What about same-sex interactions ?

Marriages are, at sufficiently large scale, contracts to negotiate power between people in a society. Interestingly, a census over 3M of families in US shows that female gender and same-sex relationships tend to bond with people who holds at least the same status, not lower.

It may be an heritage of the initial modern era, where the “less empowered” group had the possibility to rank up (read, gain opportunities) by marital status, and less a biological motive of assigning roles for procuring “food” and “means” to males and “domestic” roles to women.

Indeed income, as a proxy of social status in hierarchical societies, shows there is a transformation in house-holds: the decision-maker is the one who gain more, disregarding from gender: https://www.bloomberg.com/news/articles/2017-02-14/men-retreat-in-battle-of-the-family-budget

Why transformation seems to happen all of it now, and not centuries ago?

It is actually not true. In Spartan society female people were well represented: they had a role in political life as well as in military life. During Medieval time, there have been cases of women earning more than men — Duchess Beatrix Savoia, in XVI century — and a part of population gradually start to be exposed to capability to capitalise on human-interactions. Until modernity, when indeed tech information start to accelerate at a much faster rate.

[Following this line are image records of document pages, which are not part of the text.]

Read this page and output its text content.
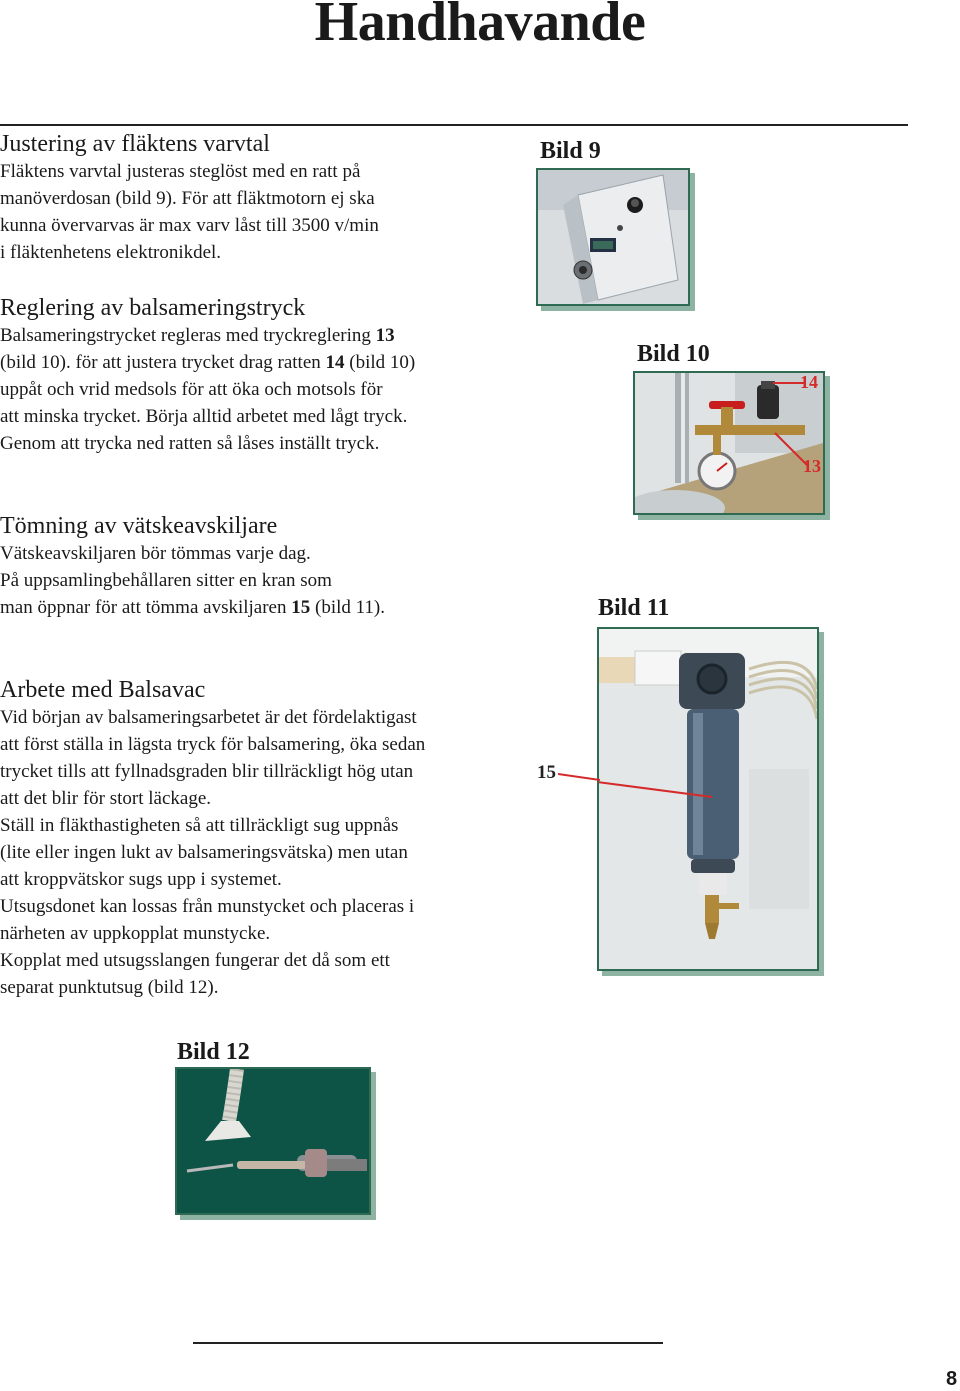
Handhavande

Justering av fläktens varvtal

Fläktens varvtal justeras steglöst med en ratt på

manöverdosan (bild 9). För att fläktmotorn ej ska

kunna övervarvas är max varv låst till 3500 v/min

i fläktenhetens elektronikdel.

Reglering av balsameringstryck

Balsameringstrycket regleras med tryckreglering 13

(bild 10). för att justera trycket drag ratten 14 (bild 10)

uppåt och vrid medsols för att öka och motsols för

att minska trycket. Börja alltid arbetet med lågt tryck.

Genom att trycka ned ratten så låses inställt tryck.

Tömning av vätskeavskiljare

Vätskeavskiljaren bör tömmas varje dag.

På uppsamlingbehållaren sitter en kran som

man öppnar för att tömma avskiljaren 15 (bild 11).

Arbete med Balsavac

Vid början av balsameringsarbetet är det fördelaktigast

att först ställa in lägsta tryck för balsamering, öka sedan

trycket tills att fyllnadsgraden blir tillräckligt hög utan

att det blir för stort läckage.

Ställ in fläkthastigheten så att tillräckligt sug uppnås

(lite eller ingen lukt av balsameringsvätska) men utan

att kroppvätskor sugs upp i systemet.

Utsugsdonet kan lossas från munstycket och placeras i

närheten av uppkopplat munstycke.

Kopplat med utsugsslangen fungerar det då som ett

separat punktutsug (bild 12).

Bild 9
Bild 10
14
13
Bild 11
15
Bild 12
8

Which is a proper “time-unit” to consider human evolution?
Instead thinking that human developement stalled for centuries in stagnation due to paternalism or any other cultural darkness, I think it makes sense to think of flows of “knowledge” and “know-how” per time-unit.
It is not that males was patriarchies for centuries because they were evil, or myopic, but rather because it was taking a lot of time for innovation to flow around a region, and so the group of people already holding power where less frequently challenged by others who could capitalise on new way of human-interactions enabled by technology.

I can now draw some conclusions.

  • Modern societies stems from new types of activities enabled by technological innovation (starting from Agriculture and accumulation of food stocks).
  • Modern societies (≥ 10K people, as order of magnitude) self-organises in complex networks.
    Who is more exposed to capitalise the network gain effect, will rank up and will be in position to assert own authority in new opportunities.
    Some modern technologies functional to market/delegate power in complex networks: voting systems; “like-able” / trustable opinions; click-bait and content-distributors technologies.
  • Gender equality is happening because of technology and new economic models based on new technologies, not because a cultural narrative.
    In fact, it is happening without any clear understanding of the dynamics of interaction between societal members.
    In order to pursue for equality of opportunities, we should question the mechanism of network-gain on societal networks, rather than question who benefit from it in a certain period of time and infer a cultural interpretation as a causing agent. Should there be an anti-trust ? How does background context of an influencer impact on the influencer choices and its accountability?
  • The structure of modern society does not say anything on how people are made innerly, on their individual interpretations of what is good or bad, or the inner qualities they want to express: people process the context where they live in ways that are more or less functional to live it. But, zooming out at a societal scale, it tell us how much the context will influence our own individual life. That is, new social technology urges to learn soft-skills. Being like-able is a tool of emancipation, and modernity has to cope with the fact that technology distributing opinions at scale is privately owned, and exposure to opinions reflects patterns to harness consumption of like-able content.